In the 1922 census of Palestine, conducted by the British Mandate authorities, the Al Zubaidat, who cultivated the Hartieh land, numbered 363, all Muslims.

The area was acquired by the Jewish community as part of the Sursock Purchase. In 1925 a Zionist organisation purchased 50 feddans in Hartieh from the Sursock family of Beirut. At the time, there were 60 families living there. In the 1931 census, the Arab Zubeidat was counted under the Shefa-'Amr suburbs.

From 1931, and lasting several years, the Jewish Agency struggled to evict the Arab El Zubeidat, who were tenant farmers at Hartiya.
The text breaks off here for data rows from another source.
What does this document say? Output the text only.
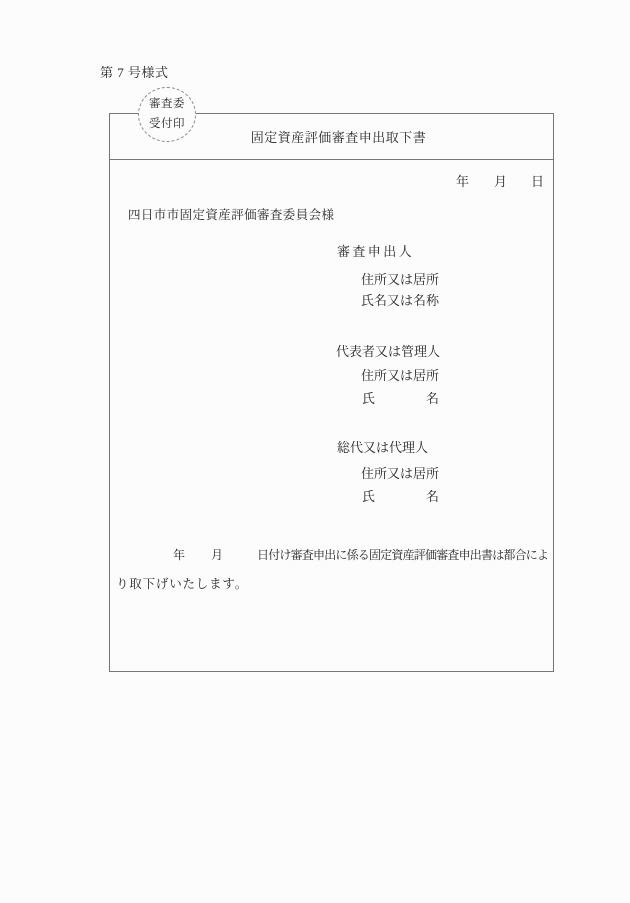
第 7 号様式
審査委
受付印
固定資産評価審査申出取下書
年 月 日
四日市市固定資産評価審査委員会様
審査申出人
住所又は居所
氏名又は名称
代表者又は管理人
住所又は居所
氏	名
総代又は代理人
住所又は居所
氏	名
年 月	日付け審査申出に係る固定資産評価審査申出書は都合によ
り取下げいたします。
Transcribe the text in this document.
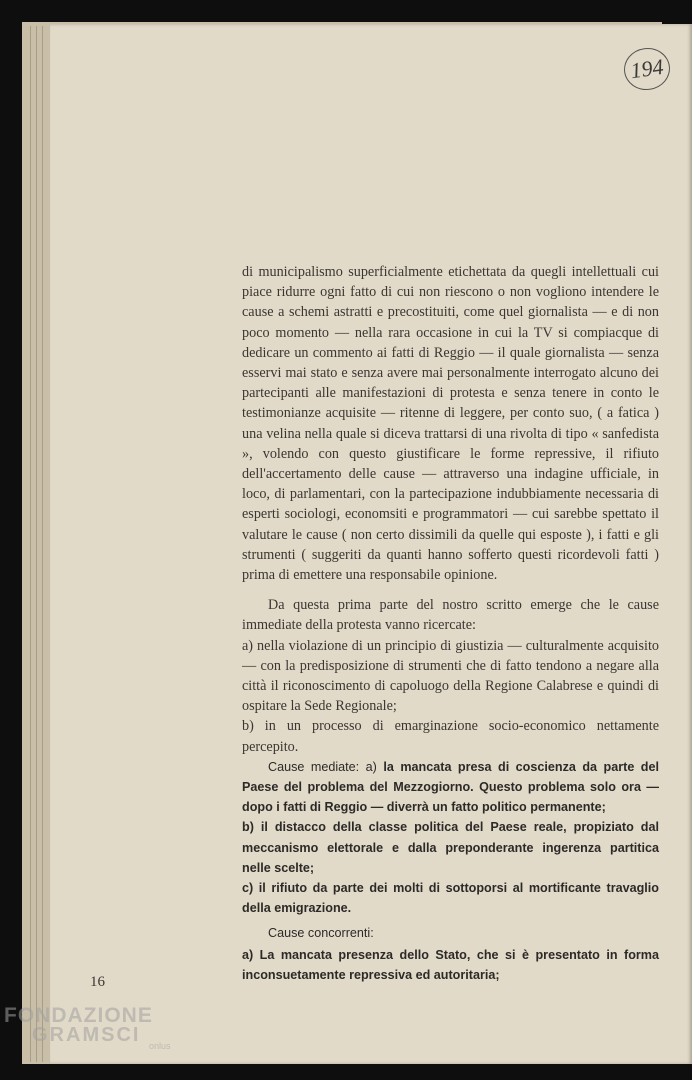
194

di municipalismo superficialmente etichettata da quegli intellettuali cui piace ridurre ogni fatto di cui non riescono o non vogliono intendere le cause a schemi astratti e precostituiti, come quel giornalista — e di non poco momento — nella rara occasione in cui la TV si compiacque di dedicare un commento ai fatti di Reggio — il quale giornalista — senza esservi mai stato e senza avere mai personalmente interrogato alcuno dei partecipanti alle manifestazioni di protesta e senza tenere in conto le testimonianze acquisite — ritenne di leggere, per conto suo, ( a fatica ) una velina nella quale si diceva trattarsi di una rivolta di tipo « sanfedista », volendo con questo giustificare le forme repressive, il rifiuto dell'accertamento delle cause — attraverso una indagine ufficiale, in loco, di parlamentari, con la partecipazione indubbiamente necessaria di esperti sociologi, economsiti e programmatori — cui sarebbe spettato il valutare le cause ( non certo dissimili da quelle qui esposte ), i fatti e gli strumenti ( suggeriti da quanti hanno sofferto questi ricordevoli fatti ) prima di emettere una responsabile opinione.

Da questa prima parte del nostro scritto emerge che le cause immediate della protesta vanno ricercate:

a) nella violazione di un principio di giustizia — culturalmente acquisito — con la predisposizione di strumenti che di fatto tendono a negare alla città il riconoscimento di capoluogo della Regione Calabrese e quindi di ospitare la Sede Regionale;

b) in un processo di emarginazione socio-economico nettamente percepito.

Cause mediate: a) la mancata presa di coscienza da parte del Paese del problema del Mezzogiorno. Questo problema solo ora — dopo i fatti di Reggio — diverrà un fatto politico permanente;

b) il distacco della classe politica del Paese reale, propiziato dal meccanismo elettorale e dalla preponderante ingerenza partitica nelle scelte;

c) il rifiuto da parte dei molti di sottoporsi al mortificante travaglio della emigrazione.

Cause concorrenti:

a) La mancata presenza dello Stato, che si è presentato in forma inconsuetamente repressiva ed autoritaria;

16
FONDAZIONE
GRAMSCI onlus
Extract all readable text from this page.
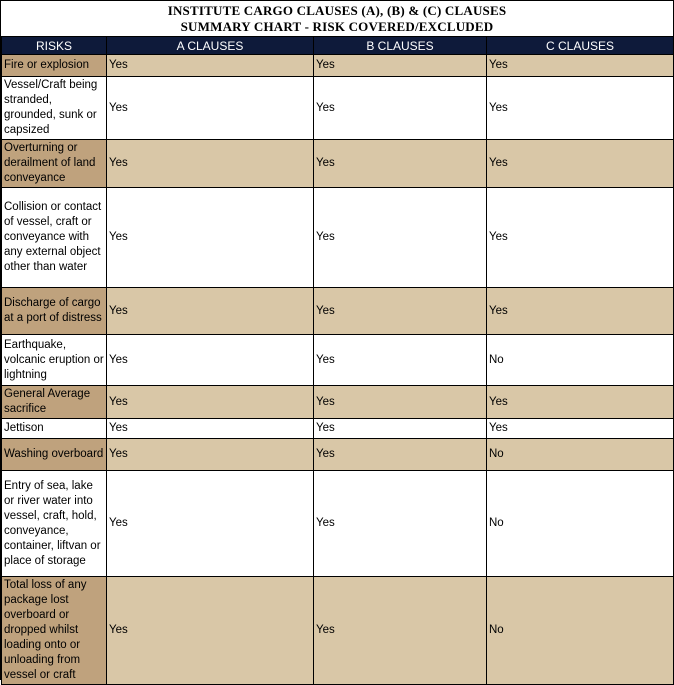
INSTITUTE CARGO CLAUSES (A), (B) & (C) CLAUSES
SUMMARY CHART - RISK COVERED/EXCLUDED
RISKS	A CLAUSES	B CLAUSES	C CLAUSES
Fire or explosion	Yes	Yes	Yes
Vessel/Craft being stranded, grounded, sunk or capsized	Yes	Yes	Yes
Overturning or derailment of land conveyance	Yes	Yes	Yes
Collision or contact of vessel, craft or conveyance with any external object other than water	Yes	Yes	Yes
Discharge of cargo at a port of distress	Yes	Yes	Yes
Earthquake, volcanic eruption or lightning	Yes	Yes	No
General Average sacrifice	Yes	Yes	Yes
Jettison	Yes	Yes	Yes
Washing overboard	Yes	Yes	No
Entry of sea, lake or river water into vessel, craft, hold, conveyance, container, liftvan or place of storage	Yes	Yes	No
Total loss of any package lost overboard or dropped whilst loading onto or unloading from vessel or craft	Yes	Yes	No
According to Avneri, Hartiya land was to become Sha'ar HaAmakim.
According to the Department of Statistics, however, Sha'ar HaAmakim had previously been part of Sheikh Bureik.

Kibbutz Sha'ar HaAmakim was founded in 1935 by immigrants from Romania and Yugoslavia. One of its founders was Aharon Cohen, later to be convicted of spying for the Soviet Union. Its name was derived from the nearby confluence of the Jezreel and Zevulun valleys. By the 1945 statistics it had a population of 360, all Jews.

===State of Israel===
Sha'ar HaAmakim hosted volunteers from around the world, including France and the United States, who worked at the kibbutz and participated in cultural exchanges. In the 1960s, there were up to 100 volunteers each year. Bernie Sanders spent time at the kibbutz for several months in 1963.

==Economy==
According to a 2016 report, the kibbutz derives most of its income from its solar water heater factory. Additional sources of income include agriculture, such as dairy farming. For over five decades, the kibbutz has produced and processed sunflower seeds which it markets under its name both in Israel and for export. It also has a fish pond and orchards producing apples, peaches, and pears.